TABLE 4-1 Department of Energy (DOE) Open-Source Data Repositories
| Name | Description |
|---|---|
| Open Data Catalog | Machine-readable list of all publicly available data sets maintained by DOE and its program and staff offices (https://www.energy.gov/data/articles/open-data-catalog). |
| DOE Data Explorer (OSTI/E-Link) | Portal for DOE-funded science and engineering data (https://www.osti.gov/dataexplorer). |
| Materials Data Facility | Publication and discovery service for materials data (Blaiszik et al. 2016; NETL 2024). |
| Earth System Grid Federation | Archive of climate model output and observations (Ananthakrishnan et al. 2007). |
| Joint Genome Institute Data Portal | Genomic and metagenomic data sets for bioenergy research (https://data.jgi.doe.gov). |
| Open Energy Information (OpenEI) | Wiki and repository of energy, resource, and policy data (https://openei.org/wiki/Main_Page). |
| Wind Integration National Dataset Toolkit | High-resolution wind power meteorology and output data (Draxl et al. 2015). |
| NREL Data Catalog | Photovoltaic system performance data (https://openei.org/wiki/PVDAQ). |
NOTE: NETL = National Energy Technology Laboratory; NREL = National Renewable Energy Laboratory.

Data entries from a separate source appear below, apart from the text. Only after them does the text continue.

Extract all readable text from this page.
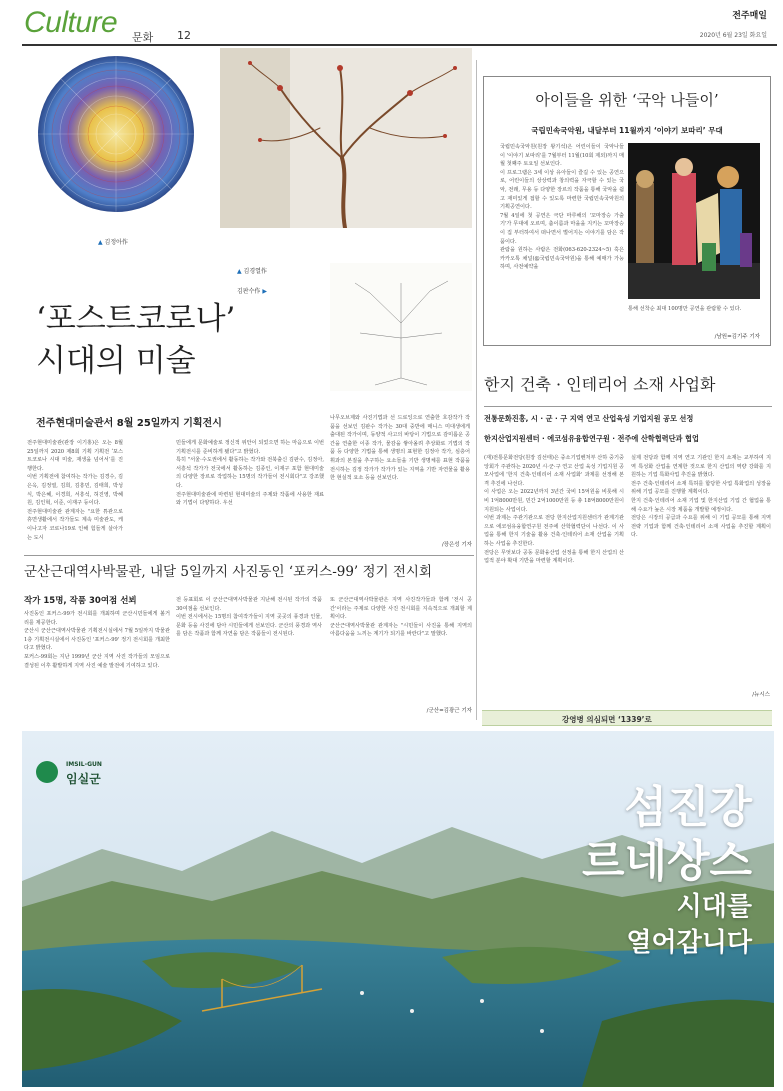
Culture 문화 12
전주매일
2020년 6월 23일 화요일
▲ 김정아作
▲ 김경열作
김판수作 ▶
‘포스트코로나’
시대의 미술
전주현대미술관서 8월 25일까지 기획전시
전주현대미술관(관장 이기홍)은 오는 8월 25일까지 2020 제8회 기획 기획전 ‘포스트코로나 시대 미술, 재생을 넘어서’를 진행한다.
이번 기획전에 참여하는 작가는 김경수, 김은옥, 김정열, 김희, 김흥민, 김태희, 박성식, 박은혜, 이경희, 서흥석, 허진영, 박혜원, 김인혁, 이준, 이재구 등이다.
전주현대미술관 관계자는 "요한 튜관으로 휴면생활에서 작가들도 계속 미술관도, 케이나고자 코로나19로 인해 힘들게 살아가는 도시
민들에게 문화예술로 정신적 위안이 되었으면 하는 마음으로 이번 기획전시를 준비하게 됐다"고 밝혔다.
특히 "서울·수도권에서 활동하는 작가와 전북출신 김판수, 김정아, 서흥석 작가가 전국에서 활동하는 김종인, 이재구 포함 현대미술의 다양한 장르로 작업하는 15명의 작가들이 전시회다"고 강조했다.
전주현대미술관에 마련된 현대미술의 주제와 작품에 사용한 재료와 기법이 다양하다. 우선
나무오브제와 사진기법과 선 드로잉으로 연출한 호감작가 작품을 선보인 김판수 작가는 30대 중반에 매니스 미대생에게 출대된 작가이며, 동양적 사고의 바탕이 기법으로 감미롭운 공간을 연출한 이종 작가, 물감을 쌓아올려 추상화로 기법의 작품 등 다양한 기법을 통해 생명의 표현한 김정아 작가, 심층어휘과의 본질을 추구하는 요소들을 기반 생명체를 표현 작품을 전시하는 김정 작가가 작가가 있는 지역을 기반 자연물을 활용한 현실적 요소 등을 선보인다.
/장은성 기자
군산근대역사박물관, 내달 5일까지 사진동인 ‘포커스-99’ 정기 전시회
작가 15명, 작품 30여점 선뵈
사진동인 포커스-99가 전시회를 개최하며 군산시민들에게 볼거리를 제공한다.
군산시 군산근대역사박물관 기획전시실에서 7월 5일까지 박물관 1층 기획전시실에서 사진동인 '포커스-99' 정기 전시회를 개최한다고 밝혔다.
포커스-99회는 지난 1999년 군산 지역 사진 작가들의 모임으로 결성된 이후 활발하게 지역 사진 예술 발전에 기여하고 있다.
전 등표회로 이 군산근대역사박물관 지난해 전시된 작가의 작품 30여점을 선보인다.
이번 전시에서는 15명의 참여작가들이 지역 곳곳의 풍경과 인물, 문화 등을 사진에 담아 시민들에게 선보인다. 군산의 풍경과 역사를 담은 작품과 함께 자연을 담은 작품들이 전시된다.
또 군산근대역사박물관은 지역 사진작가들과 함께 '전시 공간'이라는 주제로 다양한 사진 전시회를 지속적으로 개최할 계획이다.
군산근대역사박물관 관계자는 "시민들이 사진을 통해 지역의 아름다움을 느끼는 계기가 되기를 바란다"고 말했다.
/군산=김광근 기자
아이들을 위한 ‘국악 나들이’
국립민속국악원, 내달부터 11월까지 ‘이야기 보따리’ 무대
국립민속국악원(원장 왕기석)은 어린이들이 국악나들이 '이야기 보따리'를 7월부터 11월(10회 제외)까지 매월 첫째주 토요일 선보인다.
이 프로그램은 3세 이상 유아들이 즐길 수 있는 공연으로, 어린이들의 상상력과 창의력을 자극할 수 있는 국악, 전래, 무용 등 다양한 장르의 작품을 통해 국악을 쉽고 재미있게 접할 수 있도록 마련한 국립민속국악원의 기획공연이다.
7월 4일에 첫 공연은 극단 마루해의 '꼬마장승 가출기'가 무대에 오르며, 춤이름과 마을을 지키는 꼬마장승이 집 부터하여서 떠나면서 벌어지는 이야기를 담은 작품이다.
관람을 원하는 사람은 전화(063-620-2324~5) 혹은 카카오톡 채널(@국립민속국악원)을 통해 예매가 가능하며, 사전예약을
통해 선착순 최대 100명만 공연을 관람할 수 있다.
/남원=김기주 기자
한지 건축 · 인테리어 소재 사업화
전통문화진흥, 시 · 군 · 구 지역 연고 산업육성 기업지원 공모 선정
한지산업지원센터 · 에코섬유융합연구원 · 전주에 산학협력단과 협업
(재)전통문화전당(원장 김선태)은 중소기업벤처부 산하 중기중앙회가 주관하는 2020년 시·군·구 연고 산업 육성 기업지원 공모사업에 '한지 건축·인테리어 소재 사업화' 과제를 선정해 본격 추진에 나선다.
이 사업은 오는 2022년까지 3년간 국비 15억원을 비롯해 시비 1억8000만원, 민간 2억1000만원 등 총 18억8000만원이 지원되는 사업이다.
이번 과제는 주관기관으로 전당 한지산업지원센터가 관계기관으로 에코섬유융합연구원 전주에 산학협력단이 나선다. 이 사업을 통해 한지 기술을 활용 건축·인테리어 소재 산업을 기획하는 사업을 추진한다.
전당은 무엇보다 공동 문화융산업 선정을 통해 한지 산업의 산업적 분야 확대 기반을 마련할 계획이다.
실제 전당과 함께 지역 연고 기관인 한지 소재는 교부하여 지역 특성화 산업을 연계한 것으로 한지 산업의 역량 강화를 지원하는 기업 특화사업 추진을 밝혔다.
전주 건축·인테리어 소재 특허를 합당한 사업 특화업의 성장을 위해 기업 공모를 진행할 계획이다.
한지 건축·인테리어 소재 기업 및 한지산업 기업 간 협업을 통해 수요가 높은 시장 제품을 개발할 예정이다.
전당은 시장의 공급과 수요를 위해 이 기업 공모를 통해 지역전략 기업과 함께 건축·인테리어 소재 사업을 추진할 계획이다.
/뉴시스
강영병 의심되면 ‘1339’로
IMSIL-GUN
임실군
섬진강
르네상스
시대를
열어갑니다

DOE can address these challenges by establishing a centralized data center on the scale of its flagship supercomputing facilities. Such a center would offer extensive storage infrastructure, dedicated curation staff, and clear governance policies to enforce a consistent application programming interface for data hosting and retrieval for multimodal scientific data sets. A centralized data center could also help create interfaces not only to access data, but also to access potential foundation models. The easy access to the foundation models could be crucial for the scientific discovery cycle. It would also support research into best practices for data curation and the development of software tools tailored to ingesting large data sets into foundation models.
Conclusion 4-4: Although DOE curates many high-value data sets of value for construction of foundation models, they are typically developed in an ad hoc manner with heterogeneous file formats and data curation strategies that currently pose a barrier to high-throughput processing of data. Foundation models present a unique opportunity to address this issue.

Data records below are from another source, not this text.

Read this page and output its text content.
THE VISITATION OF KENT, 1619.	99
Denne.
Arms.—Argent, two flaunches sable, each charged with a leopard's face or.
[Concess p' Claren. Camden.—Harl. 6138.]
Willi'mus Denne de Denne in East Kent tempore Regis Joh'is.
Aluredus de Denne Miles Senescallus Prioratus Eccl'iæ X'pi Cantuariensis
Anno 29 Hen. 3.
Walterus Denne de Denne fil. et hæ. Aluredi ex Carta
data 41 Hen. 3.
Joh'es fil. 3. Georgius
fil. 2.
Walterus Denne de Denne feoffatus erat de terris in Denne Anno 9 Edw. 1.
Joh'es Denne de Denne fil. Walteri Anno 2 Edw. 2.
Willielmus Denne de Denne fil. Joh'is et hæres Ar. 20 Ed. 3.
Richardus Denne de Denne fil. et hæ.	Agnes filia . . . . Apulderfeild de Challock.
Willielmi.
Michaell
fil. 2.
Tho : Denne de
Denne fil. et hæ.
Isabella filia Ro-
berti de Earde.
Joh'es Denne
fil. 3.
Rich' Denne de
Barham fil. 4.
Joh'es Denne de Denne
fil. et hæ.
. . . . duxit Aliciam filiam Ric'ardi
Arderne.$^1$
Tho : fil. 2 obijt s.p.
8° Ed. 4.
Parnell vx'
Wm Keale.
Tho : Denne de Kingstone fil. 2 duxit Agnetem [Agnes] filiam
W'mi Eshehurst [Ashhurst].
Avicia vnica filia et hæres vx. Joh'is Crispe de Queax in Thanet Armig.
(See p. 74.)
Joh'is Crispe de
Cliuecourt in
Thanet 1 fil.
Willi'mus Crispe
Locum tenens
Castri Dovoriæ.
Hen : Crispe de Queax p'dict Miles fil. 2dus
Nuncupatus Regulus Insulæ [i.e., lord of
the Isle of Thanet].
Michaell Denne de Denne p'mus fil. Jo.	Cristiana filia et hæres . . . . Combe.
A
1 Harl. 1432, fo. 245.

Recommendation 4-4: To increase the success of future foundation models for science, the Department of Energy should invest in large-scale data user facilities (classified and unclassified), leveraged by artificial intelligence’s growing capability to interpret heterogeneous scientific data, similar to the successes experienced with previous investments in supercomputers, and open-source scientific computing libraries.